论文笔记：[SOSP 2007] Dynamo: Amazon's Highly Available Key-value Store

发表于 2018-03-12 更新于 2023-08-07 分类于 Paper Note

如题所述，该论文讲述了一种构建高可用 Key-Value 存储的方案，高可用主要是针对于写请求，存储的环境是可信环境，存储的对象的大小一般不超过 1MB。实现方法类似于 Chord + MVRs(multi-valued registers)，但是另有不少针对性能的优化。Dynamo 提供 observable causal consistency。根据论文笔记：[PODC 2015] Limitations of Highly-Available Eventually-Consistent Data Stores，这已经是这一类系统所能提供的最高一致性了。[3]

Dynamo 的主要需求和限制如下：

need an “always writable” data store where no updates are rejected due to failures or concurrent writes
all nodes are assumed to be trusted
do not require support for hierarchical namespaces or complex relational schema
99.9% of read and write operations to be performed within a few hundred milliseconds
zero-hop routing for DHT

此外还有个隐性需求藏在论文中：Periodical archiving of the dataset is a mandatory requirement for most of Amazon storage services.

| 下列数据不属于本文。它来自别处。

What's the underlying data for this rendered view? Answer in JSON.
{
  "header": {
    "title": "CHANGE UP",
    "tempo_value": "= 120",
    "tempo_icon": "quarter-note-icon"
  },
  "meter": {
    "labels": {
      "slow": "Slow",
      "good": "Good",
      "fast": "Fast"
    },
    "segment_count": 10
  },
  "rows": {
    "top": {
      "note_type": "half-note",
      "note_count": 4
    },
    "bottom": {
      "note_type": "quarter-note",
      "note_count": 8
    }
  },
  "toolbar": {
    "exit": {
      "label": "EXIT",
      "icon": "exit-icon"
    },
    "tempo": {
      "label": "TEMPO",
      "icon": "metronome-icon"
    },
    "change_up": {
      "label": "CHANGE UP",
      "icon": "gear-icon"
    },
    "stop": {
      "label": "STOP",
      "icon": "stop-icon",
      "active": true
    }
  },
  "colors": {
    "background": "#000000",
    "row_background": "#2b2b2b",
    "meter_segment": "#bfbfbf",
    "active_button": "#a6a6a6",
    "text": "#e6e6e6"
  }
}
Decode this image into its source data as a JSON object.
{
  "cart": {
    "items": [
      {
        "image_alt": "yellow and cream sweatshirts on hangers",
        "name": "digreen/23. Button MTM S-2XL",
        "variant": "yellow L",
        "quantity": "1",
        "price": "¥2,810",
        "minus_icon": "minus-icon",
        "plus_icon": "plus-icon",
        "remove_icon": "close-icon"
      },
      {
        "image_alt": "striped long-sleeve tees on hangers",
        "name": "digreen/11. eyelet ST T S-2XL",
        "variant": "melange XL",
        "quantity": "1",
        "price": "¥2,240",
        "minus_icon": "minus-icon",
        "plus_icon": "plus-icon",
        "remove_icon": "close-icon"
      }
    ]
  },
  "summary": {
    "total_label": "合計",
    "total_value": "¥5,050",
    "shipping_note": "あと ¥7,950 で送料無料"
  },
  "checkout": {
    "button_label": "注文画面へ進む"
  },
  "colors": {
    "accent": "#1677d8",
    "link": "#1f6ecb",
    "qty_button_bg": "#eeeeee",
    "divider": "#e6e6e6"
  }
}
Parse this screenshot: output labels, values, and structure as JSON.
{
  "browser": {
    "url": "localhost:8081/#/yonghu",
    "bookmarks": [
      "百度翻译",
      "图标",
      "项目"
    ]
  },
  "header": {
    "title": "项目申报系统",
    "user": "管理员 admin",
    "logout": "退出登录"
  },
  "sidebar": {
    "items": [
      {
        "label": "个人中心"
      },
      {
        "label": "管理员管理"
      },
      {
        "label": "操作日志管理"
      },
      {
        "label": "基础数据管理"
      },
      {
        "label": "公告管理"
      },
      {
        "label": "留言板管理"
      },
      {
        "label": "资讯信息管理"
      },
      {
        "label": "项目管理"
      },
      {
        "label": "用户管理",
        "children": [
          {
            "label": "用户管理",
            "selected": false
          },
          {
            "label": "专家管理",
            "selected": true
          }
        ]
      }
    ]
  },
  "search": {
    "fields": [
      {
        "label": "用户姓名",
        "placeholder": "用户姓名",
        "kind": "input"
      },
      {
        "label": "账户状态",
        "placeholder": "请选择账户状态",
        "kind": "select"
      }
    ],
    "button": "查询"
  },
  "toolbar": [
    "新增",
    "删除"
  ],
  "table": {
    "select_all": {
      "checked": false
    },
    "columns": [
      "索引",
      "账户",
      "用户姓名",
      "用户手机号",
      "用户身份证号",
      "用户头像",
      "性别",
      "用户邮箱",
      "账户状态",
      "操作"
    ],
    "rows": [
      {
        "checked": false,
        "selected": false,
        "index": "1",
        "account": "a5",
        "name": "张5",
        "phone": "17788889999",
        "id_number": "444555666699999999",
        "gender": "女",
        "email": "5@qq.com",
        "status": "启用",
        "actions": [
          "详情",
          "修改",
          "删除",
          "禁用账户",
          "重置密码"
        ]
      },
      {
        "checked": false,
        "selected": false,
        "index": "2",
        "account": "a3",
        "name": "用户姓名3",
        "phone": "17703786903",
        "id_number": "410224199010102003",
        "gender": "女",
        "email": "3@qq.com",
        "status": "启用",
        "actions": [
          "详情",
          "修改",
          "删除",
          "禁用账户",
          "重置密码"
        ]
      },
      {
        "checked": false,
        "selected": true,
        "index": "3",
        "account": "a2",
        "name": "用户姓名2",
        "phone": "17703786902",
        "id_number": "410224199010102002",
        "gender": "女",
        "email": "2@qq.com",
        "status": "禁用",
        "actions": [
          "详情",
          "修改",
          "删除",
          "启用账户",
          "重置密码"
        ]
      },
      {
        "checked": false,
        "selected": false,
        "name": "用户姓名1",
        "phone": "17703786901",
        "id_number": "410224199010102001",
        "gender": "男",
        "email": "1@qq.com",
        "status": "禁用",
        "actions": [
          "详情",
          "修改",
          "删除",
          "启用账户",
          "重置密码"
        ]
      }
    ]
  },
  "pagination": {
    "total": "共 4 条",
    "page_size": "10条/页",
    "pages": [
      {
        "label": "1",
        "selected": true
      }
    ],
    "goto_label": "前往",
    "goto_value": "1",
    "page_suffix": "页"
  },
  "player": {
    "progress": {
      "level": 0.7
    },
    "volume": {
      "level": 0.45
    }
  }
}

为了满足写请求的高可用性，Dynamo 不在写时处理冲突，而是通过 vector versioning 同时保存多个结果，在读的时候如果能够通过 vector version 确定序关系则进行合并，并将合并后的结果写回源，否则只能选择简单的 LWW (last write wins) 或者是由客户自行处理。

与一般 Key-Value 存储不同的是，Dynamo 的 get/put 请求需要额外携带一个 context，这个 context 对用户不透明。从论文来看，这个 context 至少包括两个内容：vector version (when a client wishes to update an object, it must specify which version it is updating. This is done by passing the context it obtained from an earlier read operation, which contains the vector clock information) 以及这次请求中各个节点的响应速度 (the coordinator for a write is chosen to be the node that replied fastest to the previous read operation which is stored in the context information of the request)。

Dynamo 的 replication 策略混合了 proactive 和 passive 两种策略 [3]。其 proactive 策略是一种 “sloppy quorum” 策略，需要预先配置好 N/R/W 值，并满足 R + W > N（一般取 N = 3, R = W = 2）。首先按照 chord 的方法定位要 get/put 的位置，从此位置向后数 N 个健康的物理节点。get 或 put 时，需要向所有 N 个节点发起请求，但是只需有 R 或 W 个节点成功，即可向客户端返回结果。其 passive 策略是这样的，每个节点将自己所负责的区间 build 出一棵 Merkle 树，并通过 gossip 协议进行传播。按照 proactive replica 策略，会有 N 个节点负责同一个区间，这些节点通过 Merkle 树可以快速的比较出差异部分并进行同步。

当有节点失效时，按照上面的 proactive replication 策略会将本属于该节点 A 的值写入其他节点 B。此时 B 会将此值（持久化的）存储到一个特殊列表中，并记录 hinted handoff 标记，以了解该值应该被传输给节点 A。这一纪录会在 B 的后台任务检测到 A 恢复后，将该值传递给 A。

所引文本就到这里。